Pipeline Developer Guide¶
To deploy a bioinformatic pipeline in SP3,
Pipeline code has to be version controlled in a Git repo (github, gitlab or gitea etc.).
Pipeline is written in Nextflow, calling scripting language like shell, python or R etc.
Pipeline has a container with all 3rd party dependencies using either docker or singularity.
A sample of such pipeline is here.
Have an input directory as a parameter (e.g. –input_dir)
Have an output directory as a parameter (e.g. –output_dir)
Have a file pattern for the input files (e.g. –readpat)
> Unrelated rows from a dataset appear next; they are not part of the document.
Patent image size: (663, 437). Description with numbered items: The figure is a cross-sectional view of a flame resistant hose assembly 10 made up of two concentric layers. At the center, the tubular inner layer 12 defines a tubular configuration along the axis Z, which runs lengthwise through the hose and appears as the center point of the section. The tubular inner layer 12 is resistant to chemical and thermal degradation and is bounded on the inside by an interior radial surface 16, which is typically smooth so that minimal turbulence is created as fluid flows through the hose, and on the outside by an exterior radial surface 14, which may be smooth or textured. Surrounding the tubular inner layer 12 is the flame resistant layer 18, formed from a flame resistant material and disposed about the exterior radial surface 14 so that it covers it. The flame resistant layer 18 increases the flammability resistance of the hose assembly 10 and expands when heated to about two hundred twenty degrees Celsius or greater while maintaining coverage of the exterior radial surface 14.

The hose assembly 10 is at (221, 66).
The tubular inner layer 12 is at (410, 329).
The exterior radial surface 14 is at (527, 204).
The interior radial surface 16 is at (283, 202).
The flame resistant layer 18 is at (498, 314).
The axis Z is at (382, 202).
Have different profiles for different environment in nextflow.config
Have output data explicitly in output channel, do not use *.*
Have publishDir in process to explicitly claim final output files
Have tag to identify individual sample identifier
Have memory usage set for process that has high memory usage, e.g. memory ‘10 G’ for centrifuge
Nextflow Do NOT¶
Do Not write to input directory
Do Not write to reference/database directory
Do Not write to /tmp, use scratch true instead
Do Not write anywhere except nextflow work directory
Do Not change work directory
Do Not access files outside of channel except reference files
Do Not create files outside of channel
Do Not have a list of scripts in one process if they do not have to run together.
Have a folder called Docker for Docker build context, including Docker file and files that needed to be copied into Docker.
Build FROM an official and small size image
Have LABEL with version, description, maintainer, dockerhub link etc.
Split RUN command in lines for better readability
Use WORKDIR instead of profiferating instructions like RUN cd && do-something-
Best Docker Practice can be found at Docker Docs.